Pacific staff, students back Māori amid alleged racism at university

Pacific students and staff at the University of Waikato are backing calls for a national review of universities across New Zealand.

The calls come amid allegations of casual and structural racism against Māori staff members at the Hamilton insitution.

On Tuesday Te Mana Ākonga, the Māori Tertiary Students Association, claimed universities were failling to protect Māori students and uphold Te Tiriti o Waitangi.

In a statement, the Pacific students and staff within the Te Pua Wānanga ki te ao - the Faculty of Māori and Indigenous Studies, said they supported their Māori mentors, colleagues and aiga.

The Pacific group claimed Māori expertise at the Waikato university was being ignored, and said there were examples of tokenism, Māori staff being paid lower and there no meaningful commitment to the Treaty of Waitangi.

Pasifika make up less than one percent of staff at Waikato.

The Pacific and Indigenous Studies programme, under the Faculty of Māori and Indigenous Studies, was launched in 2017.

The university said it was undertaking an independent review following a letter to the Education Minister about structural racism at the institution.

One recent open letter, with more than 6,000 signatories from Aotearoa and around the world, called for the University of Waikato to eliminate structural racism.

Another letter from Māori professors called on the Education Minister to conduct a national review of all universities.

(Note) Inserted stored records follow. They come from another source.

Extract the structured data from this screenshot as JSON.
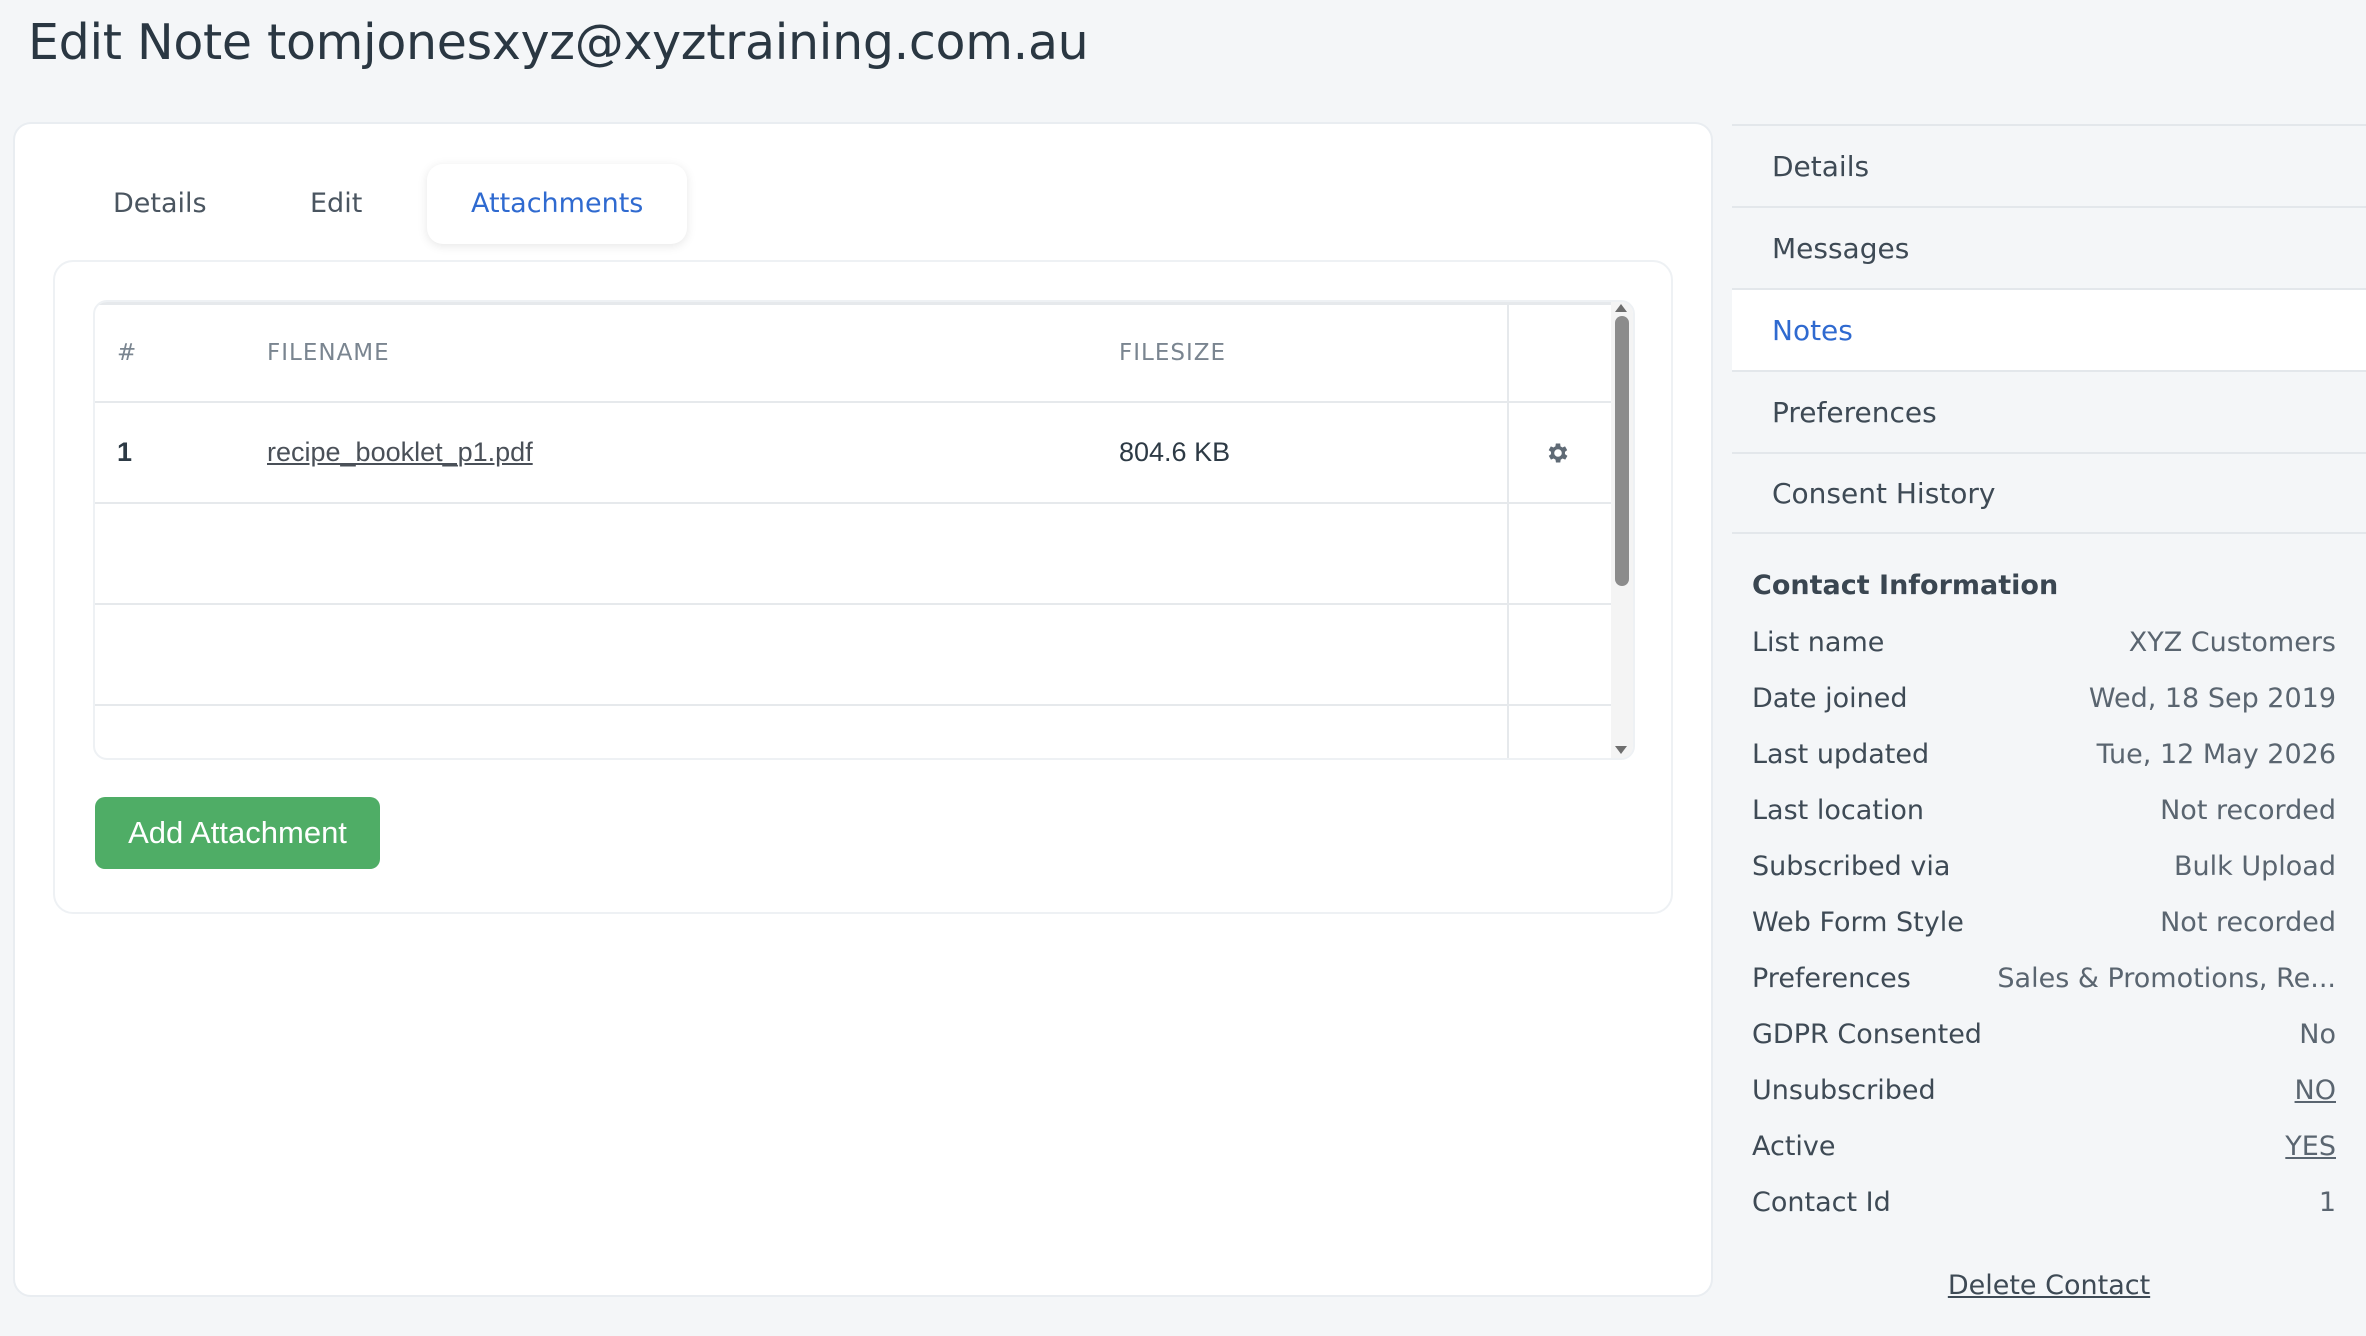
{
  "page": {
    "title": "Edit Note tomjonesxyz@xyztraining.com.au"
  },
  "tabs": [
    {
      "label": "Details"
    },
    {
      "label": "Edit"
    },
    {
      "label": "Attachments"
    }
  ],
  "table": {
    "headers": {
      "num": "#",
      "filename": "FILENAME",
      "filesize": "FILESIZE"
    },
    "rows": [
      {
        "num": "1",
        "filename": "recipe_booklet_p1.pdf",
        "filesize": "804.6 KB"
      }
    ]
  },
  "actions": {
    "add_attachment": "Add Attachment"
  },
  "sidebar": {
    "items": [
      {
        "label": "Details"
      },
      {
        "label": "Messages"
      },
      {
        "label": "Notes"
      },
      {
        "label": "Preferences"
      },
      {
        "label": "Consent History"
      }
    ],
    "active": "Notes"
  },
  "contact": {
    "title": "Contact Information",
    "rows": [
      {
        "label": "List name",
        "value": "XYZ Customers"
      },
      {
        "label": "Date joined",
        "value": "Wed, 18 Sep 2019"
      },
      {
        "label": "Last updated",
        "value": "Tue, 12 May 2026"
      },
      {
        "label": "Last location",
        "value": "Not recorded"
      },
      {
        "label": "Subscribed via",
        "value": "Bulk Upload"
      },
      {
        "label": "Web Form Style",
        "value": "Not recorded"
      },
      {
        "label": "Preferences",
        "value": "Sales & Promotions, Re..."
      },
      {
        "label": "GDPR Consented",
        "value": "No"
      },
      {
        "label": "Unsubscribed",
        "value": "NO"
      },
      {
        "label": "Active",
        "value": "YES"
      },
      {
        "label": "Contact Id",
        "value": "1"
      }
    ],
    "delete_label": "Delete Contact"
  },
  "colors": {
    "accent": "#2f6ad0",
    "button_green": "#4fad66",
    "background": "#f4f6f8"
  },
  "icons": {
    "row_action": "gear-icon"
  }
}
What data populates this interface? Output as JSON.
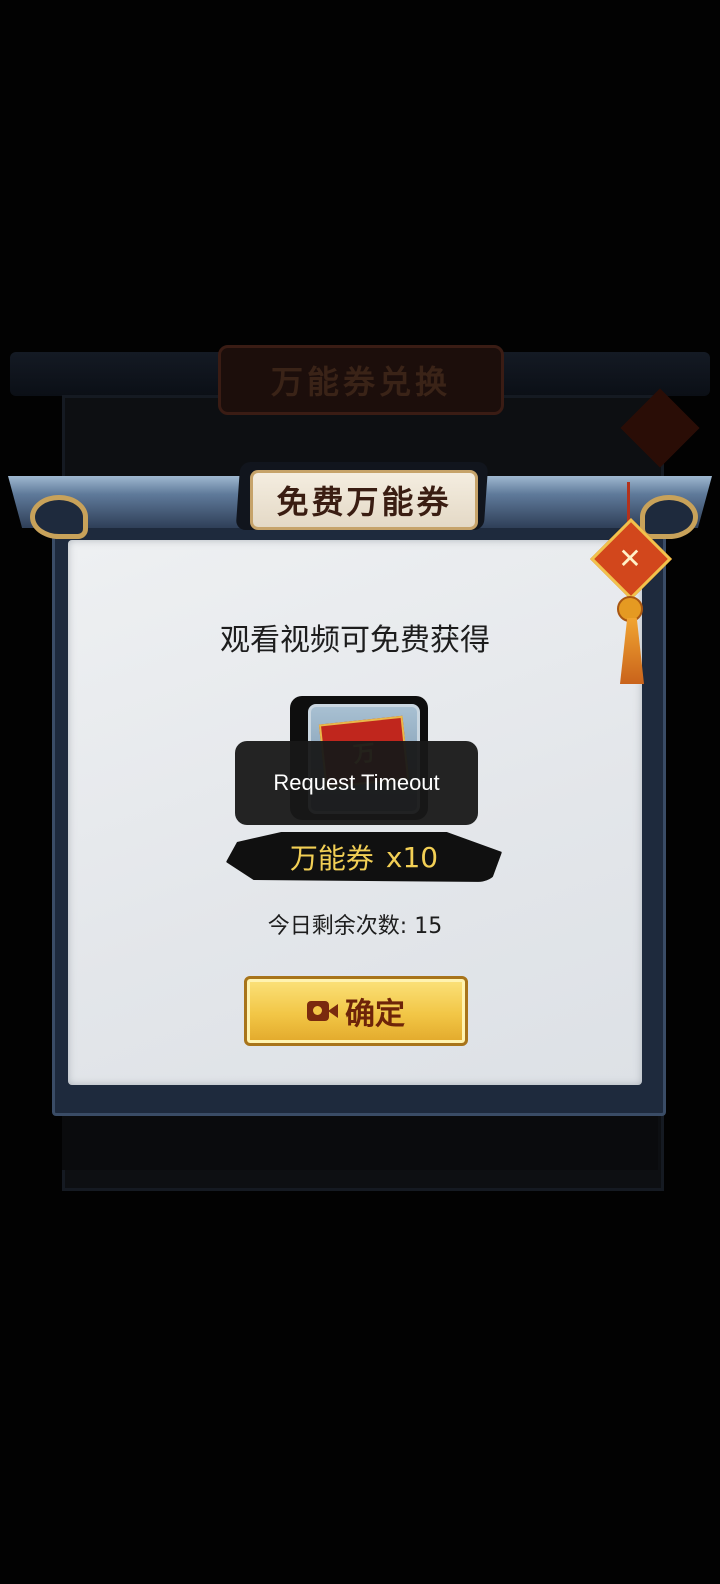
{
  "background": {
    "behind_title": "万能券兑换"
  },
  "dialog": {
    "title": "免费万能券",
    "subtitle": "观看视频可免费获得",
    "reward": {
      "item_glyph": "万",
      "name": "万能券",
      "quantity": "x10"
    },
    "remaining": "今日剩余次数: 15",
    "confirm_label": "确定",
    "confirm_icon": "video-camera-icon",
    "charm_icon": "crossed-tools-icon"
  },
  "toast": {
    "message": "Request Timeout"
  }
}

Mamaeroa Merito is the Tumuaki Takirua (co-president) of Te Mana Ākonga, which represented more than 17,000 students, which was also calling on a review.

In a statement, the University of Waikato Chancellor, Sir Anand Satyanand, said all allegations of racism were taken seriously.

"The Vice-Chancellor and University Council take allegations of racism seriously and if any members of our community have concerns we encourage them to raise them through the appropriate channel, and in the context of the University's policies and codes of conduct, so that the University has an opportunity to investigate them."

Education Minister Chris Hipkins said reports of systemic or structural racism were taken "very seriously" and the government was committed to strengthening Māori-Crown relationships.

Hipkins said the government would consider the findings of the Waikato University independent review into specific claims of structural racism at the university.